Put starkly, Medicare Advantage insurers cover their enrollees’ nursing home stays for an average of 26 days. Traditional Medicare, which is administered directly by the government, covers its enrollees’ nursing home stays for an average of between 35 and 44 days. The Medicare nursing home benefit is designed to cover up to 100 days in a nursing home, each benefit period, for people who require daily skilled nursing and/or therapy care. To qualify, people must have been hospitalized for at least three days as an inpatient in the 30 days prior to nursing home admission. 

Before Medicare Advantage enrollees in nursing homes meet their functional goals, their insurers are claiming that they should be discharged. Not surprisingly, one company that contracts with Medicare to review nursing home appeals and ensure patient safety, a Quality Improvement Organization (QIO), finds that the vast majority of enrollee appeals challenging decisions to discharge them are from people in Medicare Advantage. More than nine in ten (93 percent) appeals are from people in Medicare Advantage, while fewer than one in ten (7 percent) are from people in Traditional Medicare. 

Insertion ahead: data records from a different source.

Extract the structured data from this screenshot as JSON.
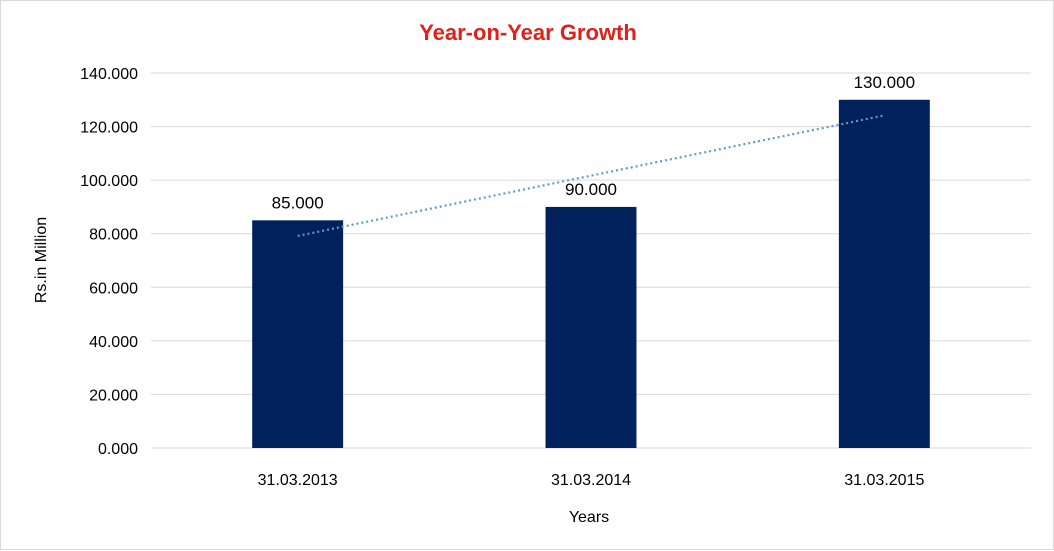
{
  "chart_data": {
    "type": "bar",
    "title": "Year-on-Year Growth",
    "xlabel": "Years",
    "ylabel": "Rs.in Million",
    "categories": [
      "31.03.2013",
      "31.03.2014",
      "31.03.2015"
    ],
    "values": [
      85,
      90,
      130
    ],
    "data_labels": [
      "85.000",
      "90.000",
      "130.000"
    ],
    "ylim": [
      0,
      140
    ],
    "yticks": [
      0,
      20,
      40,
      60,
      80,
      100,
      120,
      140
    ],
    "ytick_labels": [
      "0.000",
      "20.000",
      "40.000",
      "60.000",
      "80.000",
      "100.000",
      "120.000",
      "140.000"
    ],
    "grid": true,
    "legend": "none",
    "trendline": {
      "type": "linear",
      "style": "dotted",
      "color": "#5b9bd5"
    },
    "colors": {
      "bar": "#00215b",
      "title": "#e0201b",
      "grid": "#d9d9d9"
    }
  }
}
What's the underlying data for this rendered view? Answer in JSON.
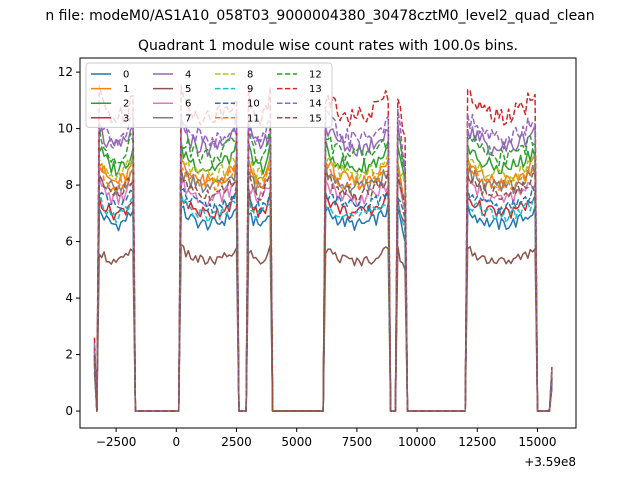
{
  "figure": {
    "suptitle": "n file: modeM0/AS1A10_058T03_9000004380_30478cztM0_level2_quad_clean"
  },
  "chart_data": {
    "type": "line",
    "title": "Quadrant 1 module wise count rates with 100.0s bins.",
    "xlabel": "",
    "ylabel": "",
    "x_offset_label": "+3.59e8",
    "xlim": [
      -4000,
      16600
    ],
    "ylim": [
      -0.6,
      12.5
    ],
    "x_ticks": [
      -2500,
      0,
      2500,
      5000,
      7500,
      10000,
      12500,
      15000
    ],
    "x_tick_labels": [
      "−2500",
      "0",
      "2500",
      "5000",
      "7500",
      "10000",
      "12500",
      "15000"
    ],
    "y_ticks": [
      0,
      2,
      4,
      6,
      8,
      10,
      12
    ],
    "y_tick_labels": [
      "0",
      "2",
      "4",
      "6",
      "8",
      "10",
      "12"
    ],
    "grid": false,
    "legend_position": "upper left",
    "legend_columns": 4,
    "bin_width_s": 100,
    "on_segments": [
      {
        "start": -3400,
        "end": -3300,
        "shape": "fall",
        "from": 1.0,
        "to": 0.0
      },
      {
        "start": -3200,
        "end": -1800,
        "shape": "plateau"
      },
      {
        "start": 200,
        "end": 2500,
        "shape": "plateau"
      },
      {
        "start": 3000,
        "end": 3900,
        "shape": "plateau"
      },
      {
        "start": 6200,
        "end": 8800,
        "shape": "plateau"
      },
      {
        "start": 9200,
        "end": 9500,
        "shape": "spike"
      },
      {
        "start": 12100,
        "end": 14900,
        "shape": "plateau"
      },
      {
        "start": 15500,
        "end": 15600,
        "shape": "rise",
        "from": 0.0,
        "to": 0.6
      }
    ],
    "series": [
      {
        "name": "0",
        "level": 6.6,
        "color": "#1f77b4",
        "dash": "solid"
      },
      {
        "name": "1",
        "level": 8.1,
        "color": "#ff7f0e",
        "dash": "solid"
      },
      {
        "name": "2",
        "level": 8.6,
        "color": "#2ca02c",
        "dash": "solid"
      },
      {
        "name": "3",
        "level": 7.0,
        "color": "#d62728",
        "dash": "solid"
      },
      {
        "name": "4",
        "level": 9.3,
        "color": "#9467bd",
        "dash": "solid"
      },
      {
        "name": "5",
        "level": 5.3,
        "color": "#8c564b",
        "dash": "solid"
      },
      {
        "name": "6",
        "level": 7.5,
        "color": "#e377c2",
        "dash": "solid"
      },
      {
        "name": "7",
        "level": 7.9,
        "color": "#7f7f7f",
        "dash": "solid"
      },
      {
        "name": "8",
        "level": 8.3,
        "color": "#bcbd22",
        "dash": "dashed"
      },
      {
        "name": "9",
        "level": 6.9,
        "color": "#17becf",
        "dash": "dashed"
      },
      {
        "name": "10",
        "level": 7.2,
        "color": "#1f77b4",
        "dash": "dashed"
      },
      {
        "name": "11",
        "level": 8.0,
        "color": "#ff7f0e",
        "dash": "dashed"
      },
      {
        "name": "12",
        "level": 9.0,
        "color": "#2ca02c",
        "dash": "dashed"
      },
      {
        "name": "13",
        "level": 10.4,
        "color": "#d62728",
        "dash": "dashed"
      },
      {
        "name": "14",
        "level": 9.6,
        "color": "#9467bd",
        "dash": "dashed"
      },
      {
        "name": "15",
        "level": 7.7,
        "color": "#8c564b",
        "dash": "dashed"
      }
    ]
  }
}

In short, people in Medicare Advantage requiring nursing home care are much more likely to feel that their insurer is trying to get them out before they are ready to leave. The QIO overturned nearly half the Medicare Advantage plan discharge decisions. 

In addition, people in Medicare Advantage requiring nursing home care tend to receive repeated notices of discharge, seemingly unrelated to their health status; rather, they are related to the number of days they are in a nursing home. The Medicare Advantage discharge notices fall at the same time, seemingly regardless of the patient’s condition. Clinical status should dictate the patient’s length of stay. Can the patient walk and transfer from the bed to a chair?

Clinical goals are set because when patients don’t meet them, they are more likely to fall and need long-term care. They are more likely to die prematurely. But, insurers benefit financially when they’re not covering the cost of nursing home care, and that’s their priority. 

Only Traditional Medicare covers the care people need. Unlike Medicare Advantage insurers which are driven to cut costs, even when it hurts patients, Traditional Medicare puts the needs of its enrollees first.